Highlights on Change of Scenery for me are “West Texas Wind,” “What Goes On,” and the opening track “Breaking New Ground.” “West Texas Wind” is essentially a country song with bluegrass instruments but the lyrics are memorable and the melody is really nice. I think this might be the best song Lou Reid ever sang with the Seldom Scene. The Beatles’ “What Goes On” works surprisingly well in a bluegrass context, but maybe that’s because John Duffey sings lead on this one. Finally, “Breaking New Ground” is a great opener because it launches out of the gate and the listener immediately feels the excitement of the change in lineup.

AMG Rating: ***
My Rating: ***

The Seldon Scene - After Midnight (1981)

After Midnight might be the best Seldom Scene album of the Phil Rosenthal era (1977-1986). It was the third to feature Phil as lead singer and guitarist and while I prefer John Starling as front man for the Scene, I think Phil is a better guitar player. All of the musicians shine on this album, but it’s Mike Auldridge and John Duffey who impress me the most. Mike absolutely nails Benny Goodman’s “Stompin at the Savoy,” redefining it as a dobro instrumental and Duffey’s unconventional mandolin breaks are always a delight. After Midnight is one of the Seldom Scene’s more pop-friendly releases, featuring not one, but two Eric Clapton hits, “Lay Down Sally” and J.J. Cale’s “After Midnight.” Both these songs work surprisingly well in a bluegrass context and they were frequent crowd pleasers in live performance.

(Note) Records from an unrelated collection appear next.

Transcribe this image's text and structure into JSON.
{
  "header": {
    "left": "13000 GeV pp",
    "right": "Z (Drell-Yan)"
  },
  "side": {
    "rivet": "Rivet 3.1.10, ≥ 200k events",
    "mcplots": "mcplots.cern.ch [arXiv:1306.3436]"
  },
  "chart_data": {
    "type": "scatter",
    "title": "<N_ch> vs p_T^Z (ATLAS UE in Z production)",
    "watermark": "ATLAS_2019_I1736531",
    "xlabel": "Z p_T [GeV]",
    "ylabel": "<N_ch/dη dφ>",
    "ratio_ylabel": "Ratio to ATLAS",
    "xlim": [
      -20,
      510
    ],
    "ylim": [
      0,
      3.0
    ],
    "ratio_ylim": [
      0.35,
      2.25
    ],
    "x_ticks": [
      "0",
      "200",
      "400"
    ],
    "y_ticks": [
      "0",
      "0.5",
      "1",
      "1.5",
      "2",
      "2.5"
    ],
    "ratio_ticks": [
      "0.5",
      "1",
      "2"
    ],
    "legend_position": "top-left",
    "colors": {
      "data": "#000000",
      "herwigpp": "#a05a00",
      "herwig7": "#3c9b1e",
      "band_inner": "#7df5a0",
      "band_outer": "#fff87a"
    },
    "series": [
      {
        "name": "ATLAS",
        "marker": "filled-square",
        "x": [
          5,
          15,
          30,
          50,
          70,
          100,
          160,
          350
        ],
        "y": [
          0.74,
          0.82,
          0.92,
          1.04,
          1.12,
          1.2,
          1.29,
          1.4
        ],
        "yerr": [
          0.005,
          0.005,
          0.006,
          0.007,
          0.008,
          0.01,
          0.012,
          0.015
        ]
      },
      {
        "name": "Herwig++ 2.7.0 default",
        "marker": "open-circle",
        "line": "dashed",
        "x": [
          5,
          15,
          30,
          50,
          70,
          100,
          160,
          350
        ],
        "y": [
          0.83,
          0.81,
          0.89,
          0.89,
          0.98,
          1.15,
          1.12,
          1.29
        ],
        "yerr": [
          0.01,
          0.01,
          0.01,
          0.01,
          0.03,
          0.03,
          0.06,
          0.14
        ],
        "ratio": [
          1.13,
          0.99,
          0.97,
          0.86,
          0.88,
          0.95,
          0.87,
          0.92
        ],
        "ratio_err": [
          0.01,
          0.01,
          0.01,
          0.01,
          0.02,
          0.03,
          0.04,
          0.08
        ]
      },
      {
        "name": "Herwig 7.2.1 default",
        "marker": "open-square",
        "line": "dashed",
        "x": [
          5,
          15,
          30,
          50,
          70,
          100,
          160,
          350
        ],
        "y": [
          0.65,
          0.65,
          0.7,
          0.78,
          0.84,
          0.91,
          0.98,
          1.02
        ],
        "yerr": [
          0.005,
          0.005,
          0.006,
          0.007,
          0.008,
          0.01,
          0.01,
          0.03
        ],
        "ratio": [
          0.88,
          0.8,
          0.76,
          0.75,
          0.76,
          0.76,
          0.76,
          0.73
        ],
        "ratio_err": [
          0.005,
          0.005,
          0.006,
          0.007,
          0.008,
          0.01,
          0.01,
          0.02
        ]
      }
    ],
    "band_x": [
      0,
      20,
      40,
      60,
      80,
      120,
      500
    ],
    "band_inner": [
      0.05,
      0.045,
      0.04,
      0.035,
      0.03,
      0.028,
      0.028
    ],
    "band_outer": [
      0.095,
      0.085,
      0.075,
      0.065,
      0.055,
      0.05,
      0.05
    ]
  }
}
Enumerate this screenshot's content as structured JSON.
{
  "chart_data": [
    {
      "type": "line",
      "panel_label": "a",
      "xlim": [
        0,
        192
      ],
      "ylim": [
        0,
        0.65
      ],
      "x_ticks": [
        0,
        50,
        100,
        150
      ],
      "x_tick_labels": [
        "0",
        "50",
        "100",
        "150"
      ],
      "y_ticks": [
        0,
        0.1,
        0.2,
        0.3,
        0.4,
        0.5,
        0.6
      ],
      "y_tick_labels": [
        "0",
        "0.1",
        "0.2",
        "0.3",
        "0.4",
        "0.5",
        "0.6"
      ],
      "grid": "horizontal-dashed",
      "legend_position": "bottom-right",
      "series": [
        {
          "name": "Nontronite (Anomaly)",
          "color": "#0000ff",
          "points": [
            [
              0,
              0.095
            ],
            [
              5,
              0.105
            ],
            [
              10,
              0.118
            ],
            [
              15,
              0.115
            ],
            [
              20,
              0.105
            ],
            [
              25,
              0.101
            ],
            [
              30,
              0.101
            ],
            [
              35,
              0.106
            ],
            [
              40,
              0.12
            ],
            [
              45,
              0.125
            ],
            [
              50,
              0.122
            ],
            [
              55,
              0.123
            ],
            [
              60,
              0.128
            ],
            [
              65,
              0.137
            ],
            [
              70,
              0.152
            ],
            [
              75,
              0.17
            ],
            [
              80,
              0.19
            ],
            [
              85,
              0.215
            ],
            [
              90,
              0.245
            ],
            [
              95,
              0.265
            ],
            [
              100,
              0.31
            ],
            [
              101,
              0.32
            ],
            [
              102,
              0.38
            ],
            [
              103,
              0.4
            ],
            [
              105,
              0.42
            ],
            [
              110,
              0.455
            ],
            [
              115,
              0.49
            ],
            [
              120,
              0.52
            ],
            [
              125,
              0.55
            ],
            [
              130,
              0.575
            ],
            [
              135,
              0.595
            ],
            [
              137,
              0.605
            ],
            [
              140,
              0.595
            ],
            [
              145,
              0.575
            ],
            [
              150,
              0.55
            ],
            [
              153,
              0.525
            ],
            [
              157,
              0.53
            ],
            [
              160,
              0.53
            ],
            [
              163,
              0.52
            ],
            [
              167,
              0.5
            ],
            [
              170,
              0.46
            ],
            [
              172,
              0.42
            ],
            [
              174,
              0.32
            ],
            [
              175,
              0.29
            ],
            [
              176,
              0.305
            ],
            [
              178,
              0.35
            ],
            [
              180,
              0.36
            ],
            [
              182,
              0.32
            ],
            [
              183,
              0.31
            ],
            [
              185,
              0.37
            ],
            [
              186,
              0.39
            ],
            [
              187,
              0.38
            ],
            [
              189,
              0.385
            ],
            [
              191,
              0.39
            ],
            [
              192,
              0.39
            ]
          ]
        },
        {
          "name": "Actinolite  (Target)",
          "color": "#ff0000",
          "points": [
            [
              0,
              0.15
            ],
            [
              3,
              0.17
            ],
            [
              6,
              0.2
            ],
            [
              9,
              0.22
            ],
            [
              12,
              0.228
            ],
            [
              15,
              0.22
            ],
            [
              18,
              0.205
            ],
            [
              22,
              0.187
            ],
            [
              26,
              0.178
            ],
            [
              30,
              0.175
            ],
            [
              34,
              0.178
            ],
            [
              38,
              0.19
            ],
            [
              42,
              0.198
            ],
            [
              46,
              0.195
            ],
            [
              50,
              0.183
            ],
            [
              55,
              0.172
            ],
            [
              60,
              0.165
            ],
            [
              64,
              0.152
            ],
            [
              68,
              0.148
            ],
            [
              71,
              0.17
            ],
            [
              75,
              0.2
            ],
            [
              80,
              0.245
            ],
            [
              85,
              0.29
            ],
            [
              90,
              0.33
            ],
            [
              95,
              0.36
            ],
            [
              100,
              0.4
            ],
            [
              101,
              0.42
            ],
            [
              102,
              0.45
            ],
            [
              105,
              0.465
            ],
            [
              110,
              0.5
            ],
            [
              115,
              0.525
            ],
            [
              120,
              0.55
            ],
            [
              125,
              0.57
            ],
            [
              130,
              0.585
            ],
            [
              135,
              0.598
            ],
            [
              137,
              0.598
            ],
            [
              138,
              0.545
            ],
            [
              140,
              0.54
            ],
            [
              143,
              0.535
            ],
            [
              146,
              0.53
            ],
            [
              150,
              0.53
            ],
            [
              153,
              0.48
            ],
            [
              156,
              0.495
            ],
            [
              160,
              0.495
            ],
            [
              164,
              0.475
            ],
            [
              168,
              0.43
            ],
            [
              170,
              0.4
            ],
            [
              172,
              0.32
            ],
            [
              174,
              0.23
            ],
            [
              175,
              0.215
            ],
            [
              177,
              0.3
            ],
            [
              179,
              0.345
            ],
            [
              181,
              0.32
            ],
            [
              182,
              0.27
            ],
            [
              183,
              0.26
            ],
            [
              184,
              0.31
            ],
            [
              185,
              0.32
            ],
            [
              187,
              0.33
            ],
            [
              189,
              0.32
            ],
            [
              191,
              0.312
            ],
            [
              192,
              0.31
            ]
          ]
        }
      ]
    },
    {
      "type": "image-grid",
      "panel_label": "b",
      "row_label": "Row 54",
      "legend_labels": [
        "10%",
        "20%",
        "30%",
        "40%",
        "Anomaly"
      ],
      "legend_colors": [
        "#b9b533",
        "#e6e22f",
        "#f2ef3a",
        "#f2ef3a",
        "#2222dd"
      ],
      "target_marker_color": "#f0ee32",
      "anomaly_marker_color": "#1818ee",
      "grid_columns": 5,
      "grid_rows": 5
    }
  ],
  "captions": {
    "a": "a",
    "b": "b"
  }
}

Listening to this album now, the track that really hits me is “The Border Incident,” also known as “Spanish is the Loving Tongue.” John Duffey sings lead on this quiet, beautiful song and it’s really nice to hear him sing the verses so softly and then wail out the tenor harmony like no one else could on the chorus. John Duffey was a one-in-a-million singer and personality and I really wish he were still around.

While After Midnight may not quite be in the same league as earlier Seldom Scene classics like Old Train and Act II, it’s a thoroughly enjoyable album and I really enjoyed revisiting it for this review.

One final comment: The original album cover (top left) was a drawing of the band in blue silhouette. For the CD reissue, Sugar Hill used the actual photograph that the illustrator worked from.

AMG Rating: ***
My Rating: ***1/2

Larry Sparks - Silver Reflections (1988)

The All Music Guide dismisses this underrated, now-classic bluegrass album with the following one-sentence review: "Sparks updates his bluegrass sound for the 1990s on Silver Reflections." This review is inaccurate for two reasons. Number one: this material was recorded in 1986 and 1987, not in the 1990s. Number two: Larry Sparks did not "update" his sound for this album. As you would expect, Larry's soulful singing, his bluesy, unpredictable guitar breaks, and his impeccable rhythm playing are all represented here, and his band (featuring Art Stamper and Glen Duncan on fiddle, Barry Crabtree on banjo, and Tim Sargent on dobro) plays the same type of hard-driving, traditional bluegrass that is present on all of Larry's albums. I think what makes this album stand out is not the updating of Larry's sound, but the uniform strength and freshness of the material. Many of these songs, particularly the Goble/Drumm compositions "Blue Virginia Blue" and "Tennessee 1949," can hold their own standing alongside the works of Bill Monroe and The Stanley Brothers. Don't let the generic cover shot fool you -- Silver Reflections belongs in every bluegrass collection. As an interesting side note, the original album cover showed the reflection of Larry's 1953 Martin D-28 on a glass table (image on right), echoing the album title. Rebel Records cut off the bottom third of the cover when they printed the CD edition (image on left).